Although impact craters this old have not yet been found on Earth, some of the oldest known stratigraphic sequences reveal the last gasp of this ancient bombardment. Large impact events produce rapidly expanding plumes of vaporized impactor and target rock material, which cool and condense into spherical droplets. The spherules from large impacts can be distributed across great distances — even globally — before falling back to the Earth's surface. Widespread spherule layers as old as 3.5 billion years have been found in otherwise quiescent marine depositional environments. Although the source craters of these ancient impacts remain unknown, the spherule layers themselves tell a story about the asteroid impactors that caused them, as evidenced in two recent papers published in Nature.

Credit: © DON DAVIS/NASA

Brandon Johnson and Jay Melosh deduce the size and impact velocity of the asteroids that generated the known spherule layers on Earth using measurements of spherule layer thickness and a spherule formation model (Naturehttp://dx.doi.org/10.1038/nature10982; 2012). According to the resultant impact chronology, the asteroid flux was higher than expected 3.5 to 2.5 billion years ago, long after the Late Heavy Bombardment was thought to have ended.

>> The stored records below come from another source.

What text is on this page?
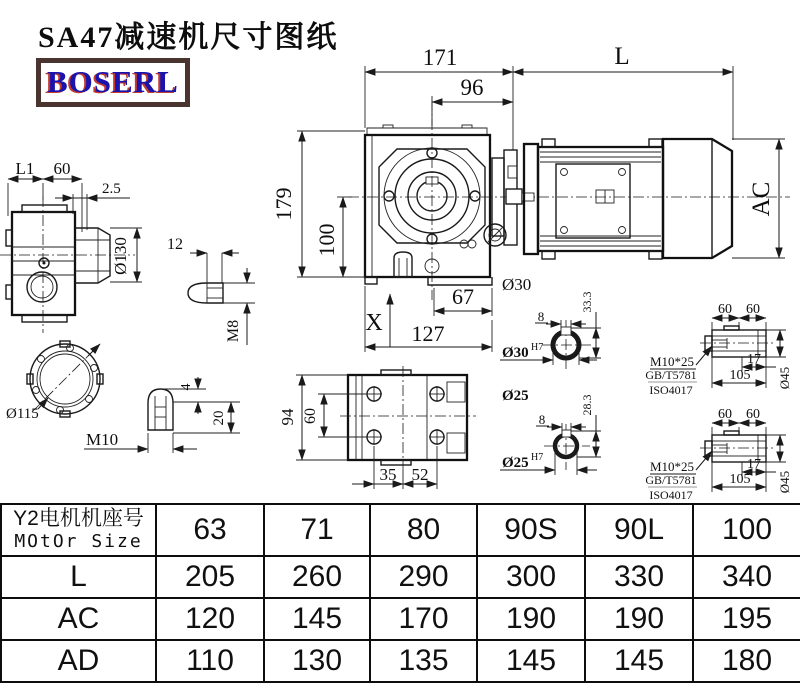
SA47减速机尺寸图纸
BOSERL
171
96
L
179
100
X
67
127
Ø30
AC
L1 60
2.5
Ø130 12
M8
Ø115
M10
4
20	94 60
35 52
8
33.3
Ø30 H7
Ø25
8
28.3
Ø25 H7
60 60
17
105 Ø45
M10*25
GB/T5781
ISO4017
60 60
17
105 Ø45
M10*25
GB/T5781
ISO4017
Y2电机机座号
MOtOr Size	63	71	80	90S	90L	100
L	205	260	290	300	330	340
AC	120	145	170	190	190	195
AD	110	130	135	145	145	180
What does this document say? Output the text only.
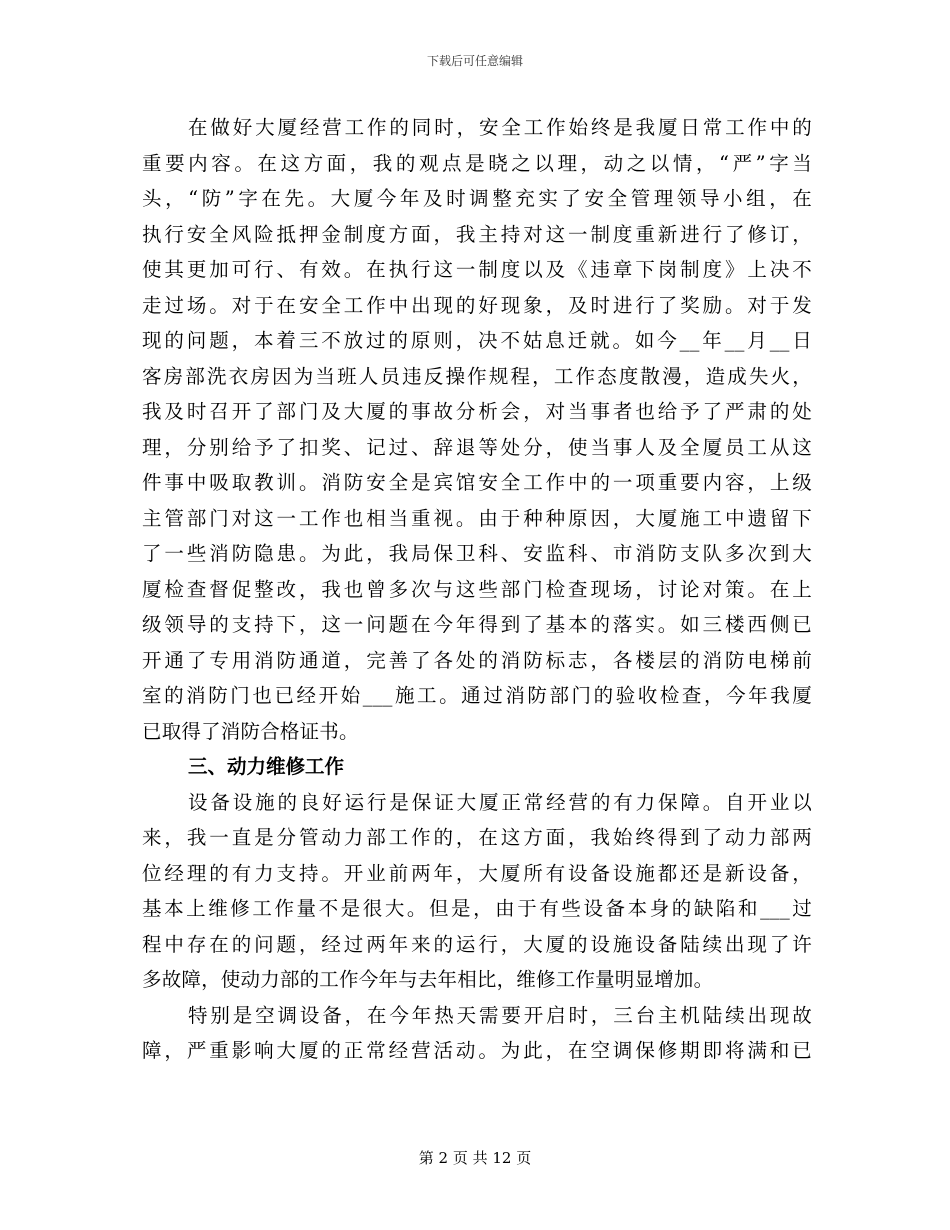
下载后可任意编辑
在做好大厦经营工作的同时，安全工作始终是我厦日常工作中的
重要内容。在这方面，我的观点是晓之以理，动之以情，“严”字当
头，“防”字在先。大厦今年及时调整充实了安全管理领导小组，在
执行安全风险抵押金制度方面，我主持对这一制度重新进行了修订，
使其更加可行、有效。在执行这一制度以及《违章下岗制度》上决不
走过场。对于在安全工作中出现的好现象，及时进行了奖励。对于发
现的问题，本着三不放过的原则，决不姑息迁就。如今__年__月__日
客房部洗衣房因为当班人员违反操作规程，工作态度散漫，造成失火，
我及时召开了部门及大厦的事故分析会，对当事者也给予了严肃的处
理，分别给予了扣奖、记过、辞退等处分，使当事人及全厦员工从这
件事中吸取教训。消防安全是宾馆安全工作中的一项重要内容，上级
主管部门对这一工作也相当重视。由于种种原因，大厦施工中遗留下
了一些消防隐患。为此，我局保卫科、安监科、市消防支队多次到大
厦检查督促整改，我也曾多次与这些部门检查现场，讨论对策。在上
级领导的支持下，这一问题在今年得到了基本的落实。如三楼西侧已
开通了专用消防通道，完善了各处的消防标志，各楼层的消防电梯前
室的消防门也已经开始___施工。通过消防部门的验收检查，今年我厦
已取得了消防合格证书。
三、动力维修工作
设备设施的良好运行是保证大厦正常经营的有力保障。自开业以
来，我一直是分管动力部工作的，在这方面，我始终得到了动力部两
位经理的有力支持。开业前两年，大厦所有设备设施都还是新设备，
基本上维修工作量不是很大。但是，由于有些设备本身的缺陷和___过
程中存在的问题，经过两年来的运行，大厦的设施设备陆续出现了许
多故障，使动力部的工作今年与去年相比，维修工作量明显增加。
特别是空调设备，在今年热天需要开启时，三台主机陆续出现故
障，严重影响大厦的正常经营活动。为此，在空调保修期即将满和已
第 2 页 共 12 页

The reason for this extended bombardment is explained by William Bottke and colleagues (Naturehttp://dx.doi.org/10.1038/nature10967; 2012). Using numerical simulations of asteroid behaviour during the Late Heavy Bombardment, they show that shifts in the orbits of the giant planets around that time would have pushed asteroids onto planet-crossing orbits, putting some on a collision course with Earth. Although the bulk of the resulting impacts would have occurred by 3.7 billion years ago, they find that asteroids from a now largely extinct portion of the asteroid belt would have been driven onto planet-crossing orbits over a more extended period of time. The asteroids surviving this orbital shake-up may now be represented by an asteroid group called the Hungarias that is tracked by astronomers today, whereas some of the victims may have produced the ancient spherule layers seen on Earth.

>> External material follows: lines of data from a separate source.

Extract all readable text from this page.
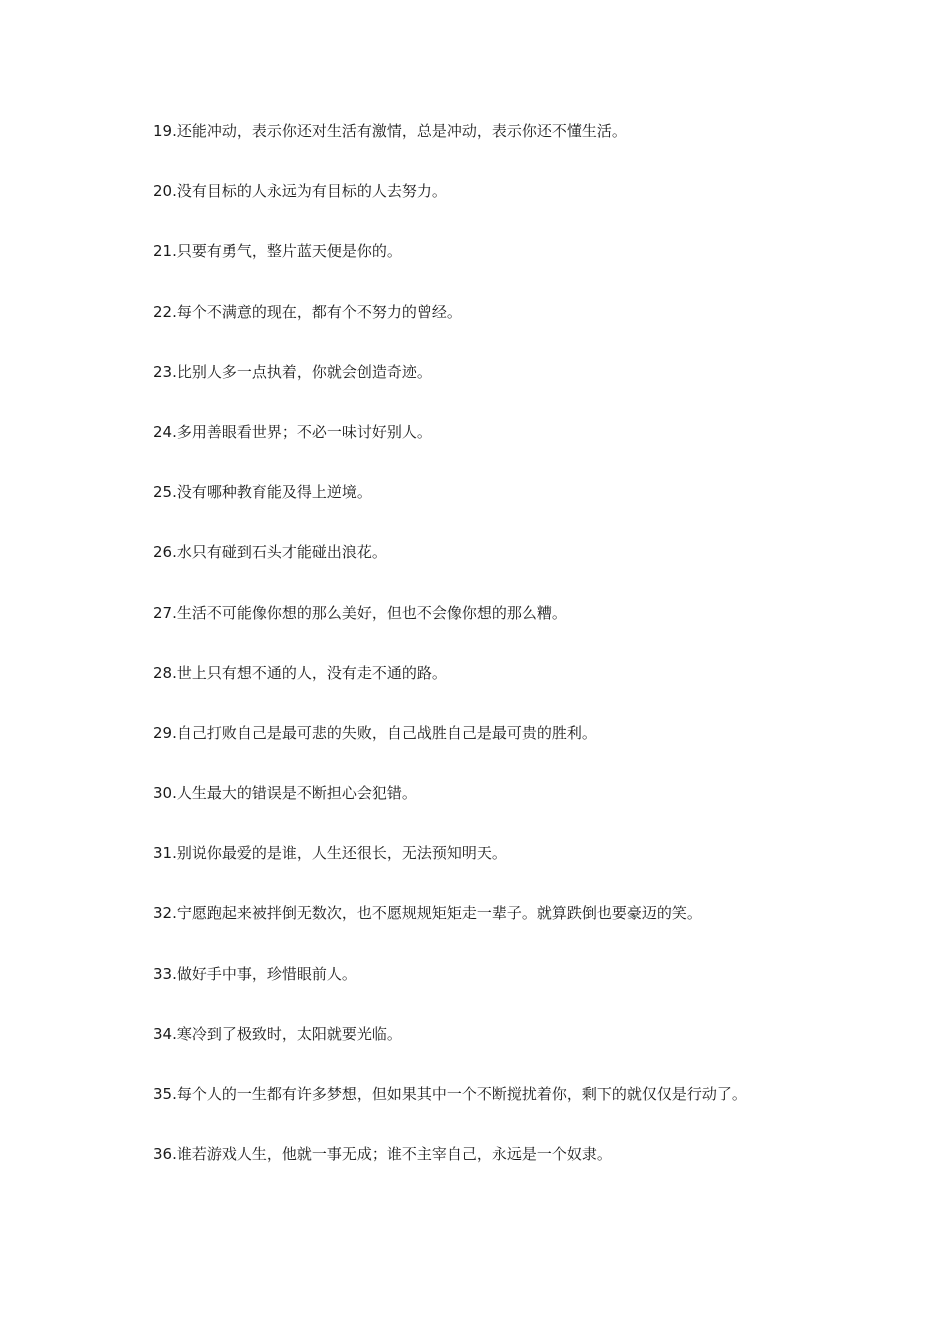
19.还能冲动，表示你还对生活有激情，总是冲动，表示你还不懂生活。
20.没有目标的人永远为有目标的人去努力。
21.只要有勇气，整片蓝天便是你的。
22.每个不满意的现在，都有个不努力的曾经。
23.比别人多一点执着，你就会创造奇迹。
24.多用善眼看世界；不必一味讨好别人。
25.没有哪种教育能及得上逆境。
26.水只有碰到石头才能碰出浪花。
27.生活不可能像你想的那么美好，但也不会像你想的那么糟。
28.世上只有想不通的人，没有走不通的路。
29.自己打败自己是最可悲的失败，自己战胜自己是最可贵的胜利。
30.人生最大的错误是不断担心会犯错。
31.别说你最爱的是谁，人生还很长，无法预知明天。
32.宁愿跑起来被拌倒无数次，也不愿规规矩矩走一辈子。就算跌倒也要豪迈的笑。
33.做好手中事，珍惜眼前人。
34.寒冷到了极致时，太阳就要光临。
35.每个人的一生都有许多梦想，但如果其中一个不断搅扰着你，剩下的就仅仅是行动了。
36.谁若游戏人生，他就一事无成；谁不主宰自己，永远是一个奴隶。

The simulations of Bottke et al. indicate that the main Late Heavy Bombardment continued for over 400 million years on the Moon. This is consistent with the best available ages of lunar and meteorite samples, many of which were reset by heating events between 3.5–3.7 and 4.1 billion years ago. The models predict that the Moon was subject to only a few large impacts after the conventional end of the Late Heavy Bombardment, consistent with lunar basin ages. However, the Earth is a much larger target than the Moon, and the findings show that the ancestral Hungaria asteroids continued to enter Earth-crossing orbits well after that. They calculate that about 70 impactors capable of producing Chicxulub-sized craters hit the Earth between 3.7 and 1.7 billion years ago, which was enough to reproduce the known spherule layers.

Interestingly, these late large impacts occurred during the time when life was just taking hold on Earth. Could these ancient catastrophes have aided life by delivering organic molecules or providing habitats in long-lasting hydrothermal systems under the resulting craters? Of course, the Earth's terrestrial cratering record is incomplete, owing to erosion and plate tectonics. But the combination of the cratering records of the Earth and Moon, together with observations of asteroid populations, allow scientists to begin piecing together the impact history of the inner Solar System. Meanwhile, the search for more spherule layers hidden in the Earth's stratigraphy continues.